Modern technologies in agriculture, industry, and medicine

As the technological progress of human society accelerated over time, the original biotechnologies were improved or replaced by their more accessible and cheaper variants. Mechanisation and automation became more intensive in agriculture (the wheelbarrow was invented in China around the year 230) and the medical industry also developed rapidly. Especially, the advances in medicine were closely linked to biology and biotechnologies. Breakthrough discoveries in this field include the establishment of vaccines and vaccination (in 1798, Edward Jenner was the first to use the smallpox vaccine) along with the later discovery of antibiotics (in 1928, Alexander Fleming discovered penicillin). As the mankind constantly expanded and the demands for the quantity and quality of food, medicine and other commodities continued to rise, more effective biotechnologies were developed, making use of crucial discoveries from the field of genetics.

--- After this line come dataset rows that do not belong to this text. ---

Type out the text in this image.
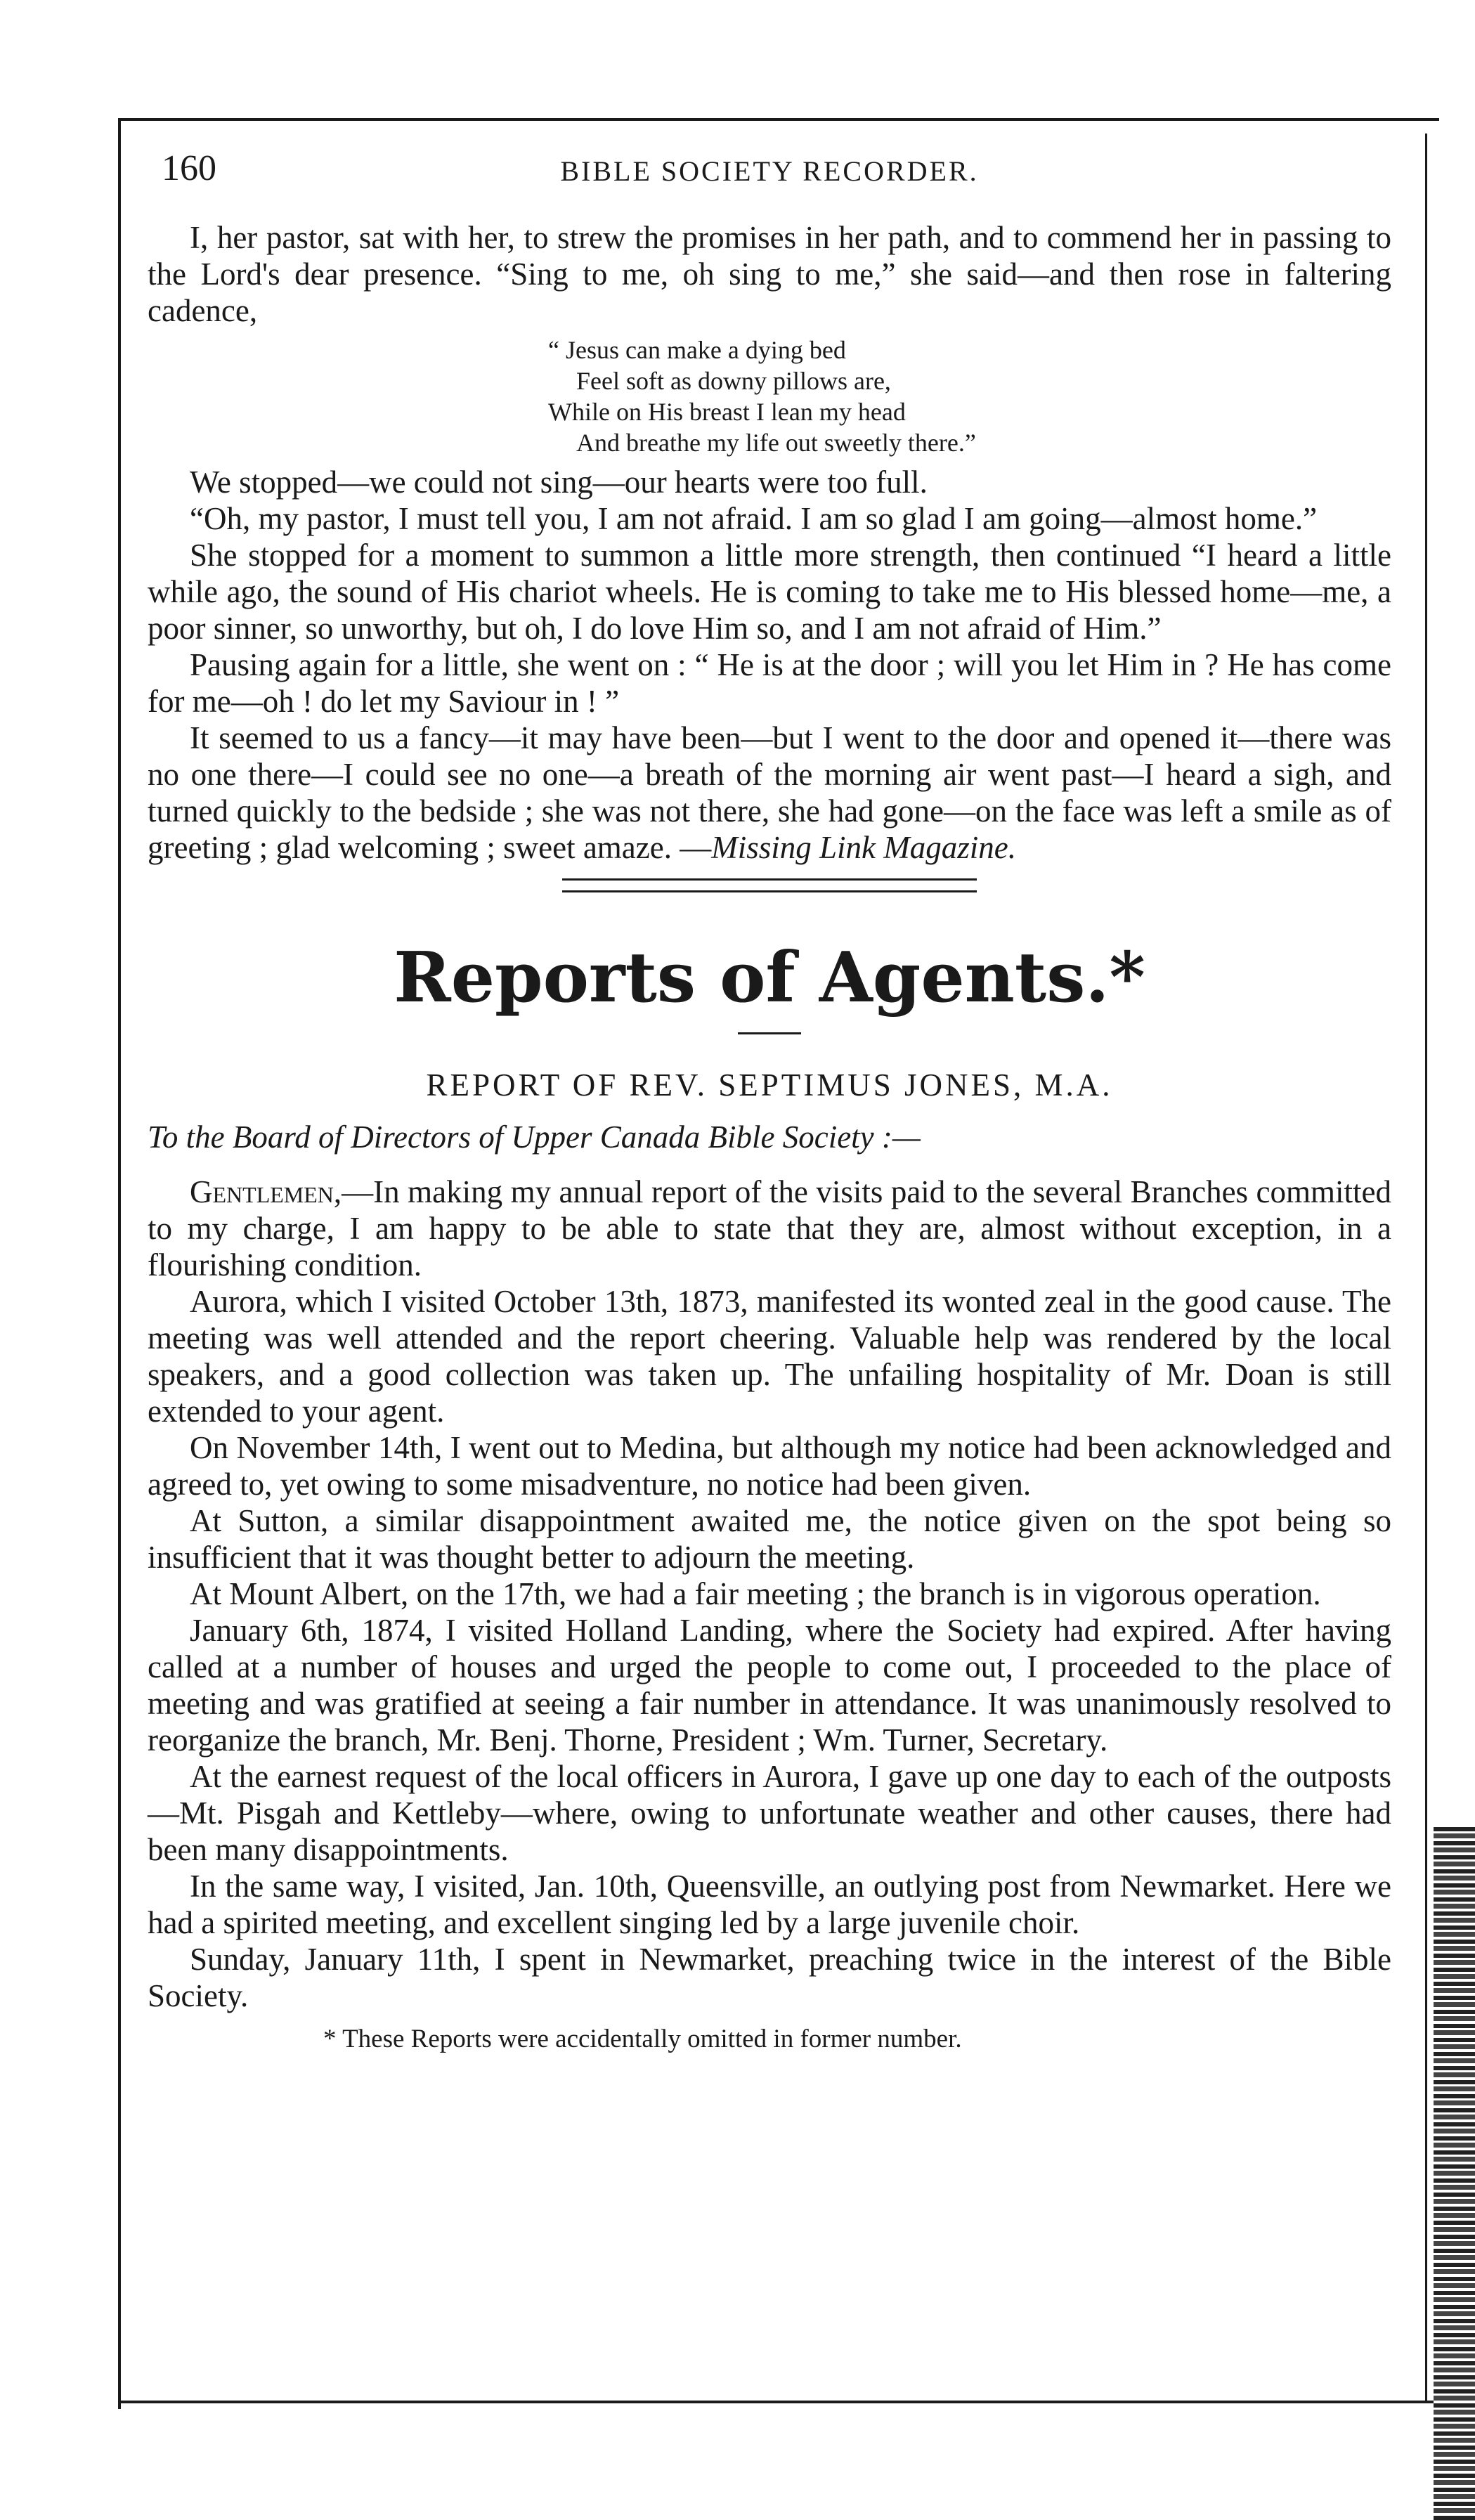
160	BIBLE SOCIETY RECORDER.

I, her pastor, sat with her, to strew the promises in her path, and to commend her in passing to the Lord's dear presence. “Sing to me, oh sing to me,” she said—and then rose in faltering cadence,

“ Jesus can make a dying bed
Feel soft as downy pillows are,
While on His breast I lean my head
And breathe my life out sweetly there.”

We stopped—we could not sing—our hearts were too full.

“Oh, my pastor, I must tell you, I am not afraid. I am so glad I am going—almost home.”

She stopped for a moment to summon a little more strength, then continued “I heard a little while ago, the sound of His chariot wheels. He is coming to take me to His blessed home—me, a poor sinner, so unworthy, but oh, I do love Him so, and I am not afraid of Him.”

Pausing again for a little, she went on : “ He is at the door ; will you let Him in ? He has come for me—oh ! do let my Saviour in ! ”

It seemed to us a fancy—it may have been—but I went to the door and opened it—there was no one there—I could see no one—a breath of the morning air went past—I heard a sigh, and turned quickly to the bedside ; she was not there, she had gone—on the face was left a smile as of greeting ; glad welcoming ; sweet amaze. —Missing Link Magazine.

Reports of Agents.*
REPORT OF REV. SEPTIMUS JONES, M.A.

To the Board of Directors of Upper Canada Bible Society :—

Gentlemen,—In making my annual report of the visits paid to the several Branches committed to my charge, I am happy to be able to state that they are, almost without exception, in a flourishing condition.

Aurora, which I visited October 13th, 1873, manifested its wonted zeal in the good cause. The meeting was well attended and the report cheering. Valuable help was rendered by the local speakers, and a good collection was taken up. The unfailing hospitality of Mr. Doan is still extended to your agent.

On November 14th, I went out to Medina, but although my notice had been acknowledged and agreed to, yet owing to some misadventure, no notice had been given.

At Sutton, a similar disappointment awaited me, the notice given on the spot being so insufficient that it was thought better to adjourn the meeting.

At Mount Albert, on the 17th, we had a fair meeting ; the branch is in vigorous operation.

January 6th, 1874, I visited Holland Landing, where the Society had expired. After having called at a number of houses and urged the people to come out, I proceeded to the place of meeting and was gratified at seeing a fair number in attendance. It was unanimously resolved to reorganize the branch, Mr. Benj. Thorne, President ; Wm. Turner, Secretary.

At the earnest request of the local officers in Aurora, I gave up one day to each of the outposts—Mt. Pisgah and Kettleby—where, owing to unfortunate weather and other causes, there had been many disappointments.

In the same way, I visited, Jan. 10th, Queensville, an outlying post from Newmarket. Here we had a spirited meeting, and excellent singing led by a large juvenile choir.

Sunday, January 11th, I spent in Newmarket, preaching twice in the interest of the Bible Society.

* These Reports were accidentally omitted in former number.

In the second half of the 20th century it was definitively confirmed that DNA is the carrier of genetic information, its function and the mechanism by which it is realised were described, the genetic code was deciphered (see chapter 3, meet DNA), and in the 1970s the techniques of recombinant DNA and genetic engineering emerged (Chapter 10). Knowledge and scientific progress in this area, combined with the improvement of modern technologies in all branches of human activity subsequently led to the creation of new forms of biotechnologies. One of the most significant, and at the same time the most controversial, of them is Genetically Modified Organisms (GMOs).